To output all lines of a file until the matching of a particular pattern (and to not output that matching line), you may use

sed -n '/PATTERN/q; p;' file

Here, the default output of the pattern space at the end of each cycle is disabled with -n. Instead we explicitly output each line with p. If the given pattern matches, we halt processing with q.

Your actual, longer, command, which changes the name of chromosome 21 from just 21 to chr21 on the first line of a fasta file, and then proceeds to extract the DNA for that chromosome until it hits the next fasta header line, may be written as

sed -n -e '1 { s/^>21/>chr21/p; d; }' \
       -e '/^>/q' \
       -e p <in.fasta >out.fasta

or

sed -n '1 { s/^>21/>chr21/p; d; }; /^>/q; p' <in.fasta >out.fasta

The issue with your original expression is that the d starts a new cycle (i.e., it forces the next line to be read into the pattern space and there's a jump to the start of the script). This means q would never be executed.

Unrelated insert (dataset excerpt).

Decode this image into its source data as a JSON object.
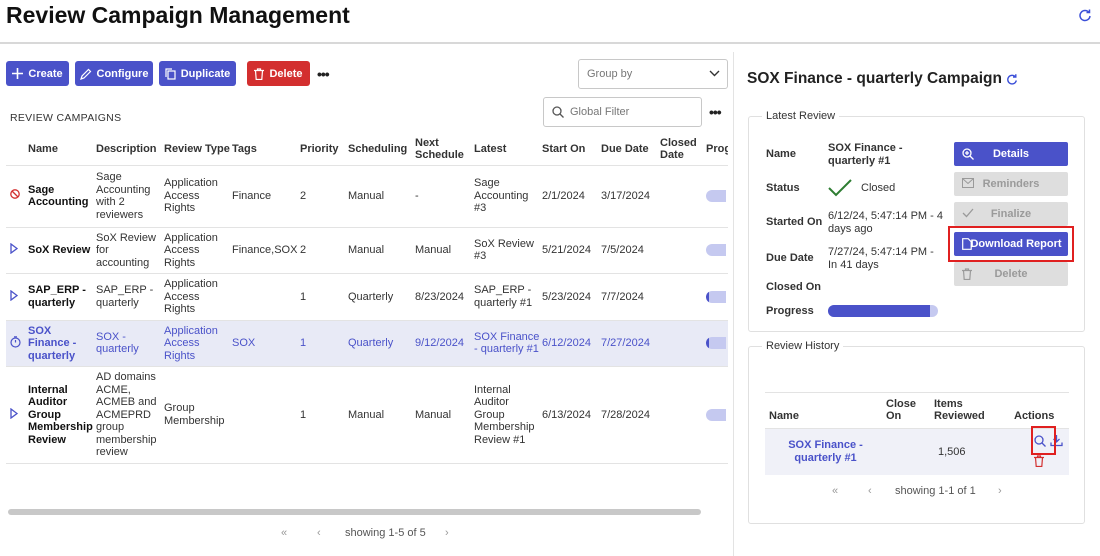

Note that to be syntactically correct on non-GNU systems, your original script should look like /PATTERN/ { d; q; }. Note the added ; after q (the spaces are not significant).

Answer 2

d does not just delete the pattern space: from the POSIX specification

[2addr]d

Delete the pattern space and start the next cycle.

(my emphasis)

The q command is unreachable.

Answer 3

You can get the same output (only those lines before the first match) by using the two-address form:

sed -e '/PATTERN/,$d'

But unlike methods using q, this means sed continues reading every input line. This can make a difference on large input files, or when reading from a pipe.